Дальше называется весьма весомое, со многими нулями, число. Должное поспособствовать.

Канцлер помолчал. Внимательно посмотрел на гостя, прикидывая что-то в уме.

– Господин Этван… Империя и я… ваш порыв понятен… к сожалению… детский труд… монополизация рынка… пагубность для экономики… вынужден отказать…

Ах, ты, старый хрен! Детского труда испугался? Да ты беспризорников этих в гробу видал. В белых, что твой парадный мундир, тапках.

Но в целом… в целом ситуация ясна. Упредили конкуренты, подсуетились. Послали к Канцлеру гонца с нижайшей просьбой защитить свободный рынок, а если по-простому – одёрнуть зарвавшегося южанина, что многим поперёк глотки встал. О чём они на встречах, кстати, не раз говорили, но к соглашению так и не пришли. Возможно, кто-то без лишней болтовни проявил инициативу, а возможно, старик и сам не хочет чрезмерного усиления одного из игроков. Зря "Этван" буром пёр, нехорошо получилось. Придётся задействовать резервный вариант, иначе глава Империи отвергнет предложение окончательно.

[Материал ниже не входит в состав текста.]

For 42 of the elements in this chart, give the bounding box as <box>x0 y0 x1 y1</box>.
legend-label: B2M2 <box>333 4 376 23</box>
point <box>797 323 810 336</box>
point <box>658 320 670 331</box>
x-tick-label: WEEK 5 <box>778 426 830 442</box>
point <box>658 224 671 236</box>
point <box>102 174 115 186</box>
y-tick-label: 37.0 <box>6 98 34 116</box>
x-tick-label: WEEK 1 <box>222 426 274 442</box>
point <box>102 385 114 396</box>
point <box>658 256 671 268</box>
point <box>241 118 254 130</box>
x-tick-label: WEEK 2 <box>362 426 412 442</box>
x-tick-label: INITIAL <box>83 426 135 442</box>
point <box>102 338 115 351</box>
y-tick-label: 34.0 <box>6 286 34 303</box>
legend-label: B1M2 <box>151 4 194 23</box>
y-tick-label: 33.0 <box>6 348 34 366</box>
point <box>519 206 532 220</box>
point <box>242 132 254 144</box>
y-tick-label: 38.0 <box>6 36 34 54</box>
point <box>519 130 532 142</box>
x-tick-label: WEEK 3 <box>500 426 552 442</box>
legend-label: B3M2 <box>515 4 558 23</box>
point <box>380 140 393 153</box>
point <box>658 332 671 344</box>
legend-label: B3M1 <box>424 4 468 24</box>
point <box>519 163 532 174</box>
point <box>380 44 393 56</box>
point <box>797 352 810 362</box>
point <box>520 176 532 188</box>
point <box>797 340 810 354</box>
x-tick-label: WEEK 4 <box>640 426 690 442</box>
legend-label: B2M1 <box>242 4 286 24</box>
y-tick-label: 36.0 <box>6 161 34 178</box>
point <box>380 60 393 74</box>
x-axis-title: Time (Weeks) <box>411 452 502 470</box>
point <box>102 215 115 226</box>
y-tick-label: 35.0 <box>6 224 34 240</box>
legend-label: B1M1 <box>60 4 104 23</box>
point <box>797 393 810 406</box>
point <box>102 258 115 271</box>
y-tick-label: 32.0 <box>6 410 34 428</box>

– Ваше Превосходительство… понимая ваши опасения… движение "Основа"… законопроект… снижение налогов… усиление конкуренции… одновременно с этим… Совет предпринимателей… регулярные встречи… обсуждение насущных вопросов… самое широкое представительство… готов взять на себя…

Если сходка боится Этвана, надо дать ей возможность приблизиться к телу. А сверху присыпать вкусным законопроектом о снижении налогов на крупный бизнес, протаскиваемый южанином для себя – но и для других. Демонстрируя, тем самым, что играет по правилам и берега видит. И давая возможность Канцлеру удовлетворить его просьбу, не рассорившись при этом с капитанами большого, мать его, бизнеса!

– Господин Этван, – утомлённо покачал головой Его Превосходительство. – Похвальное стремление… своевременная инициатива… военные рельсы… укрепление промышленности… тем не менее… приток рабочей силы… чрезмерное усиление… конфликты… монополизация… крайне нежелательно…

Всё понятно. Не дурак глава Империи, зрит в корень. Получить задарма сотни тысяч рабочих рук – значит подмять себя всё и всех. Чего остальные воротилы не примут никогда.

Надо что-то решать, нельзя уходить с пустыми руками. Канцлер не хочет идти против "мешков", особенно во время войны, о чём сказал уже дважды. Третьего раза не будет. Если сейчас не закрыть вопрос, то больше во Дворец могут уже не пустить. Придётся делиться с "партнёрами" добычей, оторвав кусок пожирнее.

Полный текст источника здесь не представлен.